I cannot speak for all of the NOAA fleet, but on this ship, life seems to revolve around the galley (kitchen) and mess deck (lunch room). Food service is like clockwork, and for many of the science and remotely operated vehicle (ROV) crew, shows the passing of time. Breakfast is from 7-8 AM, Lunch 11-12, and dinner from 4:30-5:30 PM. Dinner on Sunday is always special - just like home.
If you are on night crew or working on something that keeps you from a meal, Lito Llena, Chief Steward and Greg Gordon, Second Cook, will make you a plate, wrap it, and write your name on it. There are always a half dozen or more plates waiting at the end of dinner. Near the end of the trip, an emergency kept nearly all the crew from lunch. When I finally made it to the mess deck, the galley was clean and the food was gone. One of the tables, however, was filled with covered plates with the names of each of us who missed lunch.
Lito and Greg are retired Navy cooks who continue to serve our country, taking extremely good care of the NOAA crew and guests. Together, these men not only keep the crew very well fed, but they keep the mess deck well supplied. There is a cold salad bar that is always stocked. A toaster and microwave, coffee machine that never stops brewing, juice machine, and an ice and water dispenser complete the list of equipment.
Meals are accompanied by a variety of beverages - which are always available in the refrigerator under the salad bar along. Lunch and dinner always end with a homemade dessert. After meals, Lito and Greg leave these sweets out to be consumed as snacks. There's a cabinet with an assortment of cereals, mixed nuts, and snacks and breads; a potpourri of tea bags and hot chocolate mix; and a refrigerator that contains a variety of lunchmeats and condiments for sandwiches. There is also a small freezer that is stocked with frozen treats.
A couple of times after dinner I worked at a table in the mess deck where I could spread out a little (the labs were quite tight with scientists) and get some work done. Sitting there for hours, I noticed a steady stream of activity.

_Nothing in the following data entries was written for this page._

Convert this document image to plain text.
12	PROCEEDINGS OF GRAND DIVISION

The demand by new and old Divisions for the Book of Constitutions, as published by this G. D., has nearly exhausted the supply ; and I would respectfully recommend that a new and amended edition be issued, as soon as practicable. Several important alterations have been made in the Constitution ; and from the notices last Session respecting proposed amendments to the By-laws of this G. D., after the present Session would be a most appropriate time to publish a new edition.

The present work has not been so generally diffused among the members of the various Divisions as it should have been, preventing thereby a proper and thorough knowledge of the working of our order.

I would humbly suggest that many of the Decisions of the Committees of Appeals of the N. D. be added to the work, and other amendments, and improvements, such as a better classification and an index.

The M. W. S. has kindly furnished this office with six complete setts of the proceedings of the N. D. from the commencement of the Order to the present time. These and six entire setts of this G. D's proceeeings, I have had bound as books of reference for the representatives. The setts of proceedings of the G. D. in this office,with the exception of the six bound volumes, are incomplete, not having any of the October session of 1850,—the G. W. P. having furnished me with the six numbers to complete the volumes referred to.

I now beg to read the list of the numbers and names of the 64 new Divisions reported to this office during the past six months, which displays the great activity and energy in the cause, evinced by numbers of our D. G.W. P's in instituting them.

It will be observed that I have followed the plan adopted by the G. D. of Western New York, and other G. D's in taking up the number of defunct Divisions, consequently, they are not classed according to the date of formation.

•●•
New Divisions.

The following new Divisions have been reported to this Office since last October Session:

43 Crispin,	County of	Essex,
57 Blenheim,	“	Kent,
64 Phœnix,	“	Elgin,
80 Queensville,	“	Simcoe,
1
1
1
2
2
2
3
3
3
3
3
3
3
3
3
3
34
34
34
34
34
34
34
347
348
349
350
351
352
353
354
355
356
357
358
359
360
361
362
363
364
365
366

Someone was always coming in and getting something from the mess deck – a chocolate milk, a sandwich and salad as they got ready for their night shift, a snack to help keep them going – it never ended.
The mess deck is never closed. Each individual crewman was taken care of. It occurred to me that the mess deck was like my grandmom's kitchen. If she knew we were coming, she always stocked up on everybody's favorite; whether it was lunch meats, hard-boiled eggs, a particular candy, or a type of ice cream. We were each accommodated and taken care of.